Aerosol and atmospheric scientists from around the world were the first to sound the alarm on airborne transmission of coronavirus: Fine aerosol particles carrying the virus could linger and accumulate in the air for minutes to hours. Anyone sharing the space—even if they were farther away than the social distancing standard of 2 meters (6 feet)—could be at risk for inhaling these infected air particles.
But even before we began masking and avoiding crowded spaces, bad indoor air quality was already responsible for millions of deaths and debilitating health issues. And though we spend 90% of our time indoors, there is generally a lack of appreciation and awareness of the importance of the air around us. The composition of our indoor air matters to our health, whether it contains novel coronavirus or pollutants. But unlike outdoor air, the quality of the air we breathe indoors is not regulated.
If water is contaminated, we can still purchase bottled water, said Lidia Morawska, a physicist at Queensland University of Technology in Australia who runs an air quality lab specializing in airborne particulate matter. “But we have absolutely no choice on air we breathe. And we breathe continuously: If we stopped breathing for 3 minutes, we’ll die. That’s the importance of indoor air quality,” she said.
The revelation that COVID-19 can spread through the air could provide the attention and momentum needed to clear our indoor air for good.

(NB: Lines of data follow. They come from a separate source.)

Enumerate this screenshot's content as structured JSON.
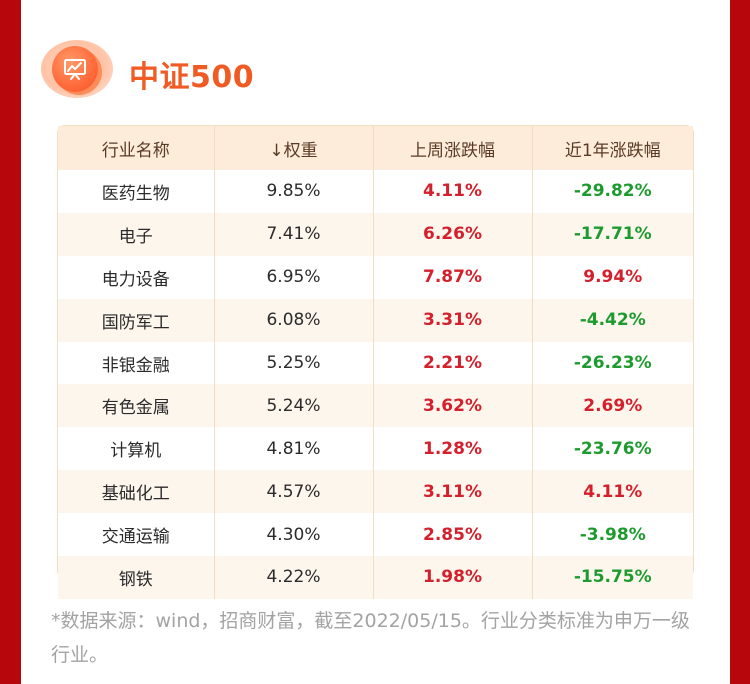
{
  "title": "中证500",
  "icon": "presentation-chart-icon",
  "colors": {
    "up": "#d3202c",
    "down": "#1e9b2e",
    "accent": "#f05a23"
  },
  "table": {
    "headers": [
      "行业名称",
      "↓权重",
      "上周涨跌幅",
      "近1年涨跌幅"
    ],
    "rows": [
      {
        "name": "医药生物",
        "weight": "9.85%",
        "week": "4.11%",
        "year": "-29.82%"
      },
      {
        "name": "电子",
        "weight": "7.41%",
        "week": "6.26%",
        "year": "-17.71%"
      },
      {
        "name": "电力设备",
        "weight": "6.95%",
        "week": "7.87%",
        "year": "9.94%"
      },
      {
        "name": "国防军工",
        "weight": "6.08%",
        "week": "3.31%",
        "year": "-4.42%"
      },
      {
        "name": "非银金融",
        "weight": "5.25%",
        "week": "2.21%",
        "year": "-26.23%"
      },
      {
        "name": "有色金属",
        "weight": "5.24%",
        "week": "3.62%",
        "year": "2.69%"
      },
      {
        "name": "计算机",
        "weight": "4.81%",
        "week": "1.28%",
        "year": "-23.76%"
      },
      {
        "name": "基础化工",
        "weight": "4.57%",
        "week": "3.11%",
        "year": "4.11%"
      },
      {
        "name": "交通运输",
        "weight": "4.30%",
        "week": "2.85%",
        "year": "-3.98%"
      },
      {
        "name": "钢铁",
        "weight": "4.22%",
        "week": "1.98%",
        "year": "-15.75%"
      }
    ]
  },
  "footnote": "*数据来源：wind，招商财富，截至2022/05/15。行业分类标准为申万一级行业。"
}
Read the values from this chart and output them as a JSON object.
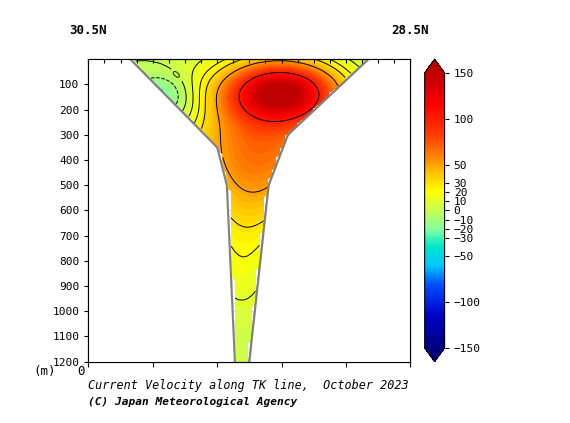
{
  "title_line1": "Current Velocity along TK line,  October 2023",
  "title_line2": "(C) Japan Meteorological Agency",
  "xlabel_left": "30.5N",
  "xlabel_right": "28.5N",
  "ylabel_label": "(m) 0",
  "ylim": [
    0,
    1200
  ],
  "yticks": [
    100,
    200,
    300,
    400,
    500,
    600,
    700,
    800,
    900,
    1000,
    1100,
    1200
  ],
  "colorbar_ticks": [
    150,
    100,
    50,
    30,
    20,
    10,
    0,
    -10,
    -20,
    -30,
    -50,
    -100,
    -150
  ],
  "colorbar_ticklabels": [
    "150",
    "100",
    "50",
    "30",
    "20",
    "10",
    "0",
    "−10",
    "−20",
    "−30",
    "−50",
    "−100",
    "−150"
  ],
  "background_color": "white",
  "contour_levels": [
    -30,
    -20,
    -10,
    0,
    10,
    20,
    30,
    50,
    100
  ],
  "cmap_nodes": [
    0.0,
    0.115,
    0.23,
    0.3,
    0.37,
    0.43,
    0.5,
    0.57,
    0.63,
    0.7,
    0.77,
    0.885,
    1.0
  ],
  "cmap_colors": [
    "#000080",
    "#0000c8",
    "#0050ff",
    "#00c8ff",
    "#00e8c8",
    "#80ffa0",
    "#c8ff50",
    "#ffff00",
    "#ffc800",
    "#ff8000",
    "#ff4000",
    "#ff0000",
    "#c00000"
  ]
}
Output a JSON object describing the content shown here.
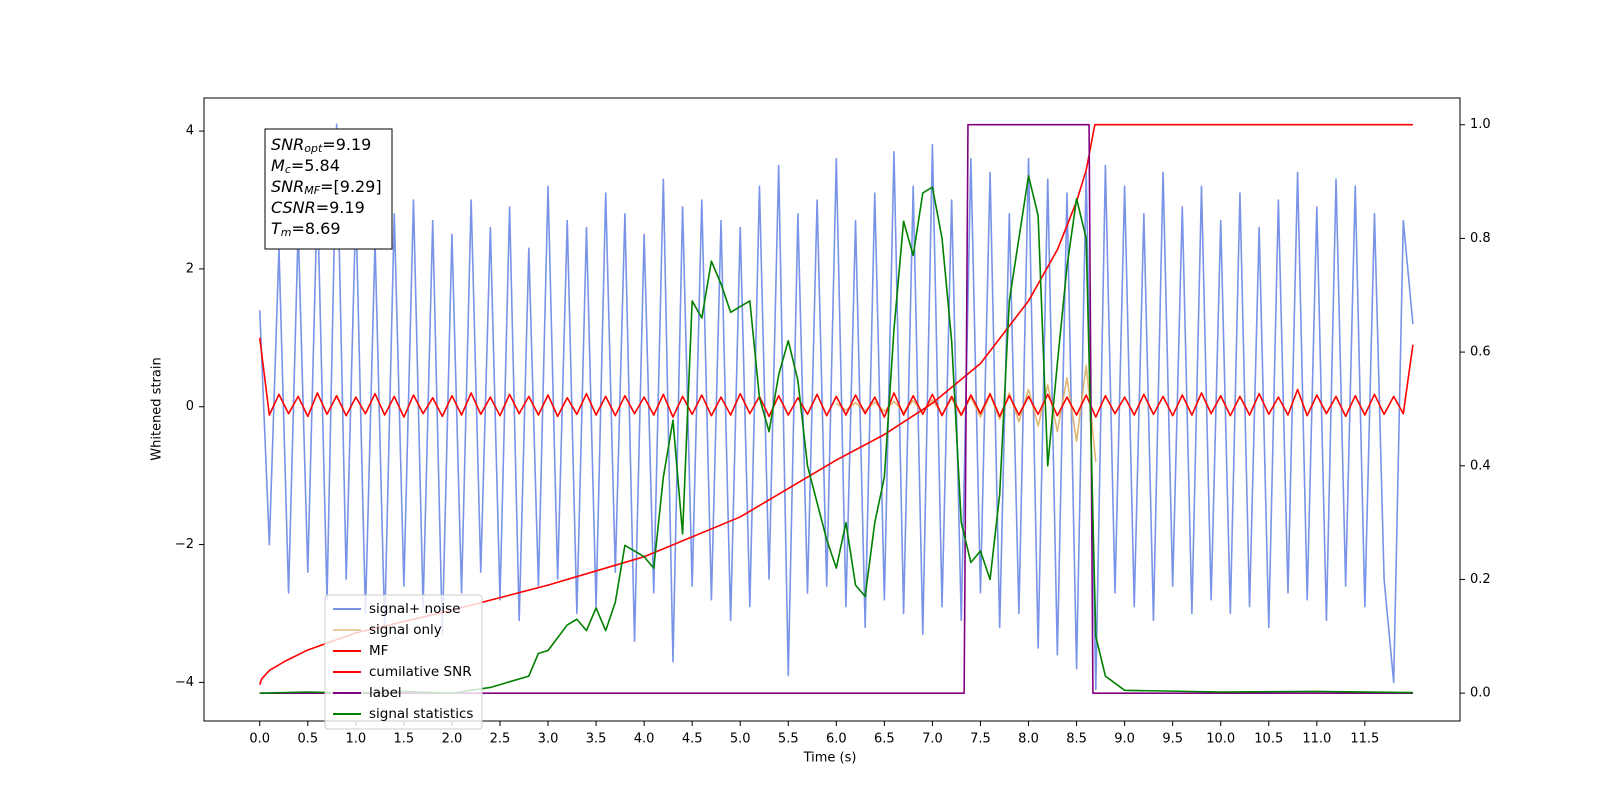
{
  "chart_data": {
    "type": "line",
    "xlabel": "Time (s)",
    "ylabel": "Whitened strain",
    "xlim": [
      -0.58,
      12.49
    ],
    "ylim": [
      -4.56,
      4.48
    ],
    "y2lim": [
      -0.049,
      1.047
    ],
    "xticks": [
      {
        "value": 0,
        "label": "0.0"
      },
      {
        "value": 0.5,
        "label": "0.5"
      },
      {
        "value": 1,
        "label": "1.0"
      },
      {
        "value": 1.5,
        "label": "1.5"
      },
      {
        "value": 2,
        "label": "2.0"
      },
      {
        "value": 2.5,
        "label": "2.5"
      },
      {
        "value": 3,
        "label": "3.0"
      },
      {
        "value": 3.5,
        "label": "3.5"
      },
      {
        "value": 4,
        "label": "4.0"
      },
      {
        "value": 4.5,
        "label": "4.5"
      },
      {
        "value": 5,
        "label": "5.0"
      },
      {
        "value": 5.5,
        "label": "5.5"
      },
      {
        "value": 6,
        "label": "6.0"
      },
      {
        "value": 6.5,
        "label": "6.5"
      },
      {
        "value": 7,
        "label": "7.0"
      },
      {
        "value": 7.5,
        "label": "7.5"
      },
      {
        "value": 8,
        "label": "8.0"
      },
      {
        "value": 8.5,
        "label": "8.5"
      },
      {
        "value": 9,
        "label": "9.0"
      },
      {
        "value": 9.5,
        "label": "9.5"
      },
      {
        "value": 10,
        "label": "10.0"
      },
      {
        "value": 10.5,
        "label": "10.5"
      },
      {
        "value": 11,
        "label": "11.0"
      },
      {
        "value": 11.5,
        "label": "11.5"
      }
    ],
    "yticks": [
      {
        "value": -4,
        "label": "−4"
      },
      {
        "value": -2,
        "label": "−2"
      },
      0,
      2,
      4
    ],
    "y2ticks": [
      {
        "value": 0,
        "label": "0.0"
      },
      {
        "value": 0.2,
        "label": "0.2"
      },
      {
        "value": 0.4,
        "label": "0.4"
      },
      {
        "value": 0.6,
        "label": "0.6"
      },
      {
        "value": 0.8,
        "label": "0.8"
      },
      {
        "value": 1,
        "label": "1.0"
      }
    ],
    "legend": "lower left",
    "annotations": [
      {
        "name": "SNR",
        "sub": "opt",
        "text": "=9.19"
      },
      {
        "name": "M",
        "sub": "c",
        "text": "=5.84"
      },
      {
        "name": "SNR",
        "sub": "MF",
        "text": "=[9.29]"
      },
      {
        "name": "CSNR",
        "text": "=9.19"
      },
      {
        "name": "T",
        "sub": "m",
        "text": "=8.69"
      }
    ],
    "x": [
      0,
      0.1,
      0.2,
      0.3,
      0.4,
      0.5,
      0.6,
      0.7,
      0.8,
      0.9,
      1,
      1.1,
      1.2,
      1.3,
      1.4,
      1.5,
      1.6,
      1.7,
      1.8,
      1.9,
      2,
      2.1,
      2.2,
      2.3,
      2.4,
      2.5,
      2.6,
      2.7,
      2.8,
      2.9,
      3,
      3.1,
      3.2,
      3.3,
      3.4,
      3.5,
      3.6,
      3.7,
      3.8,
      3.9,
      4,
      4.1,
      4.2,
      4.3,
      4.4,
      4.5,
      4.6,
      4.7,
      4.8,
      4.9,
      5,
      5.1,
      5.2,
      5.3,
      5.4,
      5.5,
      5.6,
      5.7,
      5.8,
      5.9,
      6,
      6.1,
      6.2,
      6.3,
      6.4,
      6.5,
      6.6,
      6.7,
      6.8,
      6.9,
      7,
      7.1,
      7.2,
      7.3,
      7.4,
      7.5,
      7.6,
      7.7,
      7.8,
      7.9,
      8,
      8.1,
      8.2,
      8.3,
      8.4,
      8.5,
      8.6,
      8.7,
      8.8,
      8.9,
      9,
      9.1,
      9.2,
      9.3,
      9.4,
      9.5,
      9.6,
      9.7,
      9.8,
      9.9,
      10,
      10.1,
      10.2,
      10.3,
      10.4,
      10.5,
      10.6,
      10.7,
      10.8,
      10.9,
      11,
      11.1,
      11.2,
      11.3,
      11.4,
      11.5,
      11.6,
      11.7,
      11.8,
      11.9,
      12
    ],
    "series": [
      {
        "name": "signal+ noise",
        "color": "#7893e8",
        "values": [
          1.4,
          -2.0,
          2.3,
          -2.7,
          2.6,
          -2.4,
          3.1,
          -2.8,
          4.1,
          -2.5,
          2.9,
          -3.0,
          2.4,
          -3.2,
          2.8,
          -2.6,
          3.0,
          -2.9,
          2.7,
          -3.3,
          2.5,
          -2.7,
          3.0,
          -2.4,
          2.6,
          -2.8,
          2.9,
          -3.1,
          2.3,
          -2.6,
          3.2,
          -2.5,
          2.7,
          -3.0,
          2.6,
          -2.9,
          3.1,
          -2.4,
          2.8,
          -3.4,
          2.5,
          -2.7,
          3.3,
          -3.7,
          2.9,
          -2.6,
          3.0,
          -2.8,
          2.7,
          -3.1,
          2.6,
          -2.9,
          3.2,
          -2.5,
          3.5,
          -3.9,
          2.8,
          -2.7,
          3.0,
          -2.6,
          3.6,
          -2.9,
          2.7,
          -3.2,
          3.1,
          -2.8,
          3.7,
          -3.0,
          3.2,
          -3.3,
          3.8,
          -2.9,
          3.0,
          -3.1,
          3.6,
          -2.7,
          3.4,
          -3.2,
          2.8,
          -3.0,
          3.6,
          -3.5,
          3.3,
          -3.6,
          3.1,
          -3.8,
          3.4,
          -4.1,
          3.5,
          -2.7,
          3.2,
          -2.9,
          2.8,
          -3.1,
          3.4,
          -2.6,
          2.9,
          -3.0,
          3.2,
          -2.8,
          2.7,
          -3.0,
          3.1,
          -2.9,
          2.6,
          -3.2,
          3.0,
          -2.7,
          3.4,
          -2.8,
          2.9,
          -3.1,
          3.3,
          -2.6,
          3.2,
          -2.9,
          2.8,
          -2.5,
          -4.0,
          2.7,
          1.2
        ]
      },
      {
        "name": "signal only",
        "color": "#d9a95a",
        "x": [
          6.0,
          6.1,
          6.2,
          6.3,
          6.4,
          6.5,
          6.6,
          6.7,
          6.8,
          6.9,
          7.0,
          7.1,
          7.2,
          7.3,
          7.4,
          7.5,
          7.6,
          7.7,
          7.8,
          7.9,
          8.0,
          8.1,
          8.2,
          8.3,
          8.4,
          8.5,
          8.6,
          8.7
        ],
        "values": [
          0.05,
          -0.05,
          0.06,
          -0.06,
          0.07,
          -0.07,
          0.08,
          -0.08,
          0.09,
          -0.09,
          0.1,
          -0.11,
          0.12,
          -0.13,
          0.14,
          -0.15,
          0.17,
          -0.18,
          0.2,
          -0.22,
          0.25,
          -0.28,
          0.32,
          -0.36,
          0.42,
          -0.5,
          0.6,
          -0.8
        ]
      },
      {
        "name": "MF",
        "color": "#ff0000",
        "values": [
          1.0,
          -0.12,
          0.18,
          -0.1,
          0.15,
          -0.14,
          0.2,
          -0.11,
          0.16,
          -0.13,
          0.14,
          -0.1,
          0.19,
          -0.12,
          0.15,
          -0.15,
          0.17,
          -0.1,
          0.13,
          -0.14,
          0.16,
          -0.12,
          0.2,
          -0.11,
          0.14,
          -0.13,
          0.18,
          -0.1,
          0.15,
          -0.12,
          0.17,
          -0.14,
          0.13,
          -0.11,
          0.19,
          -0.12,
          0.15,
          -0.13,
          0.16,
          -0.1,
          0.14,
          -0.12,
          0.18,
          -0.15,
          0.15,
          -0.11,
          0.17,
          -0.13,
          0.14,
          -0.12,
          0.19,
          -0.1,
          0.15,
          -0.14,
          0.16,
          -0.12,
          0.13,
          -0.11,
          0.18,
          -0.13,
          0.15,
          -0.12,
          0.17,
          -0.1,
          0.14,
          -0.15,
          0.2,
          -0.12,
          0.16,
          -0.11,
          0.18,
          -0.13,
          0.15,
          -0.12,
          0.17,
          -0.1,
          0.19,
          -0.14,
          0.16,
          -0.12,
          0.15,
          -0.11,
          0.18,
          -0.13,
          0.14,
          -0.12,
          0.17,
          -0.15,
          0.16,
          -0.1,
          0.14,
          -0.12,
          0.18,
          -0.11,
          0.15,
          -0.13,
          0.17,
          -0.12,
          0.2,
          -0.1,
          0.16,
          -0.13,
          0.15,
          -0.12,
          0.19,
          -0.11,
          0.14,
          -0.12,
          0.25,
          -0.13,
          0.17,
          -0.1,
          0.15,
          -0.14,
          0.16,
          -0.12,
          0.18,
          -0.11,
          0.15,
          -0.1,
          0.9
        ]
      },
      {
        "name": "cumilative SNR",
        "color": "#ff0000",
        "axis": "y2",
        "x": [
          0,
          0.02,
          0.1,
          0.25,
          0.5,
          1,
          2,
          3,
          4,
          5,
          6,
          6.5,
          7,
          7.5,
          8,
          8.3,
          8.5,
          8.6,
          8.69,
          12
        ],
        "values": [
          0.015,
          0.025,
          0.04,
          0.055,
          0.076,
          0.106,
          0.146,
          0.19,
          0.24,
          0.31,
          0.41,
          0.455,
          0.51,
          0.58,
          0.69,
          0.78,
          0.865,
          0.92,
          1.0,
          1.0
        ]
      },
      {
        "name": "label",
        "color": "#800080",
        "axis": "y2",
        "x": [
          0,
          7.33,
          7.37,
          8.63,
          8.67,
          12
        ],
        "values": [
          0,
          0,
          1,
          1,
          0,
          0
        ]
      },
      {
        "name": "signal statistics",
        "color": "#008000",
        "axis": "y2",
        "x": [
          0,
          0.5,
          1,
          1.5,
          2,
          2.4,
          2.8,
          2.9,
          3,
          3.2,
          3.3,
          3.4,
          3.5,
          3.6,
          3.7,
          3.8,
          4,
          4.1,
          4.2,
          4.3,
          4.4,
          4.5,
          4.6,
          4.7,
          4.8,
          4.9,
          5,
          5.1,
          5.2,
          5.3,
          5.4,
          5.5,
          5.6,
          5.7,
          5.9,
          6,
          6.1,
          6.2,
          6.3,
          6.4,
          6.5,
          6.6,
          6.7,
          6.8,
          6.9,
          7,
          7.1,
          7.2,
          7.3,
          7.4,
          7.5,
          7.6,
          7.7,
          7.8,
          7.9,
          8,
          8.1,
          8.2,
          8.3,
          8.4,
          8.5,
          8.6,
          8.7,
          8.8,
          9,
          10,
          11,
          12
        ],
        "values": [
          0,
          0.002,
          0,
          0.003,
          0,
          0.01,
          0.03,
          0.07,
          0.075,
          0.12,
          0.13,
          0.11,
          0.15,
          0.11,
          0.16,
          0.26,
          0.24,
          0.22,
          0.38,
          0.48,
          0.28,
          0.69,
          0.66,
          0.76,
          0.72,
          0.67,
          0.68,
          0.69,
          0.52,
          0.46,
          0.56,
          0.62,
          0.55,
          0.4,
          0.27,
          0.22,
          0.3,
          0.19,
          0.17,
          0.3,
          0.38,
          0.64,
          0.83,
          0.77,
          0.88,
          0.89,
          0.8,
          0.62,
          0.3,
          0.23,
          0.25,
          0.2,
          0.35,
          0.69,
          0.8,
          0.91,
          0.84,
          0.4,
          0.58,
          0.75,
          0.87,
          0.8,
          0.1,
          0.03,
          0.005,
          0.002,
          0.003,
          0.001
        ]
      }
    ]
  }
}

Some countries, such as Taiwan, already have regulations addressing indoor air quality. Others, such as Finland, are pursuing a holistic strategy involving health care and educational outreach as well as standards for managing air quality in indoor environments. In March 2022, the Biden administration launched the Clean Air in Buildings Challenge, calling on building owners and operators to adopt key strategies for improving indoor air quality as part of a broader strategy for reducing the spread of COVID-19.
Heightening interest in indoor air quality could save millions of lives—and prepare us for the next airborne pandemic.
“You know, it’s really too bad [awareness] took so long to get here,” said Linsey Marr, an expert on airborne transmission of viruses at Virginia Polytechnic Institute and State University. “But at the same time…I thought it would take a generation, I thought it would take 30 years for us to come this far if there had not been a pandemic.”